Sylvester Stallone returns for sequel to 1992 film

Sony

One of the big tickets at Cannes this week is Cliffhanger, a ‘requel’ (as one character in Scream VI describes films that are part sequel, part remake) to the 1993 blockbuster that sees Sylvester Stallone reprising his role as mountain-scaler Gabe Walker.

The new film, directed by Ric Roman Waugh, will reportedly see Walker teaming up with his daughter, also a mountain climber – to flee terrorists or rogues of some sort.

Talking to Collider, Waugh says what interested he and Sly about doing a Cliffhanger follow-up is how slick it could look now thanks to advances in technology.

“What Sly and I talked about, and he was the first one to bring it up, is the challenges of what was made in 1993 with the technology of then, our technology now, we’re gonna take it to a whole other level. Not only visually what we’re gonna do, but sonically, the sound design that wasn’t there in the early ‘90s. What we can do now with sound design, we’re gonna put you on the edge of that 1000-foot cliff, when your fingernails are hanging on to a ledge the size of a penny, when you hear a boulder fly past your head and go to infinity, and your heart beats reverberating off the rocks. I wanna play with the sound design and the jeopardy the way that so many of the movies now, I feel like, just because VFX is there. And now we’re talking about AI and everything else. It’s just becoming more and more fake, and there’s a lot of room for that.
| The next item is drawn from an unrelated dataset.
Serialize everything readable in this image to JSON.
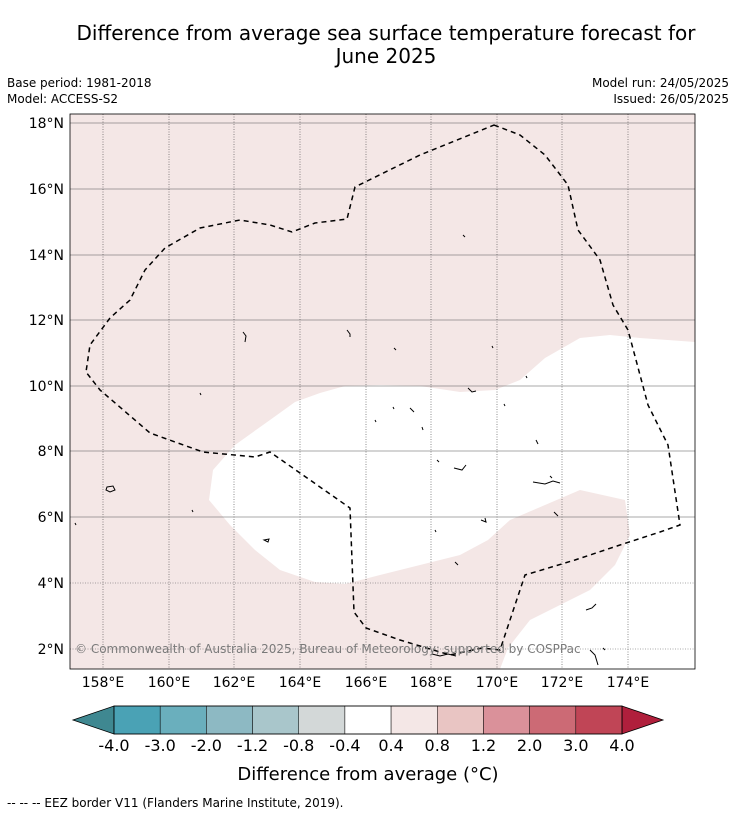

I’m okay watching a movie where a car flies out of a plane at 30,000 feet, lands on its wheels, and keeps going in my movie.”

In the film, “Stallone’s character will be, of the age he is now – Gabe Walker – he’s got a daughter, he’s got an heir apparent, pseudo son, and they have a mountaineering company, Italian Alps. Tragedy strikes that’s very similar to what happened in the original movie, so that father and daughter have to deal with that and how to overcome tragedy. How do we get through traumatic experiences and fight to move forward? It’s what extreme sports like climbing are all about. And of course, there might be some nefarious bad guys that show up in the Italian Alps, and all hell breaks loose.”

The filmmaker is planning for the film to be a big theatrical release – just as the original was – that can hold it’s own against the superhero fare.

“I think that these are the movies that, I’ve said before, we need to, especially me being a fan of these types of action movies, they used to drive our box office, they used to be the one that we’d figure out which was gonna be number one on the weekend. And we’re kind of the underdogs now, and I think it’s really important that we embrace that and understand it, that we need to get our butts back at the theater so we’re not just seeing the big animated movies, and not the big Marvel, and the big 2, $300 million tentpole movies. But these adult-driven action movies, they could be a dying breed and then end up on streaming, and that would be a crying shame. So I’m hoping people will support Kandahar and Cliffhanger, and the other things that we’ve got coming out, and everybody else’s movies that are in this part of the woods because they’re important, they could be a dying breed, for sure.”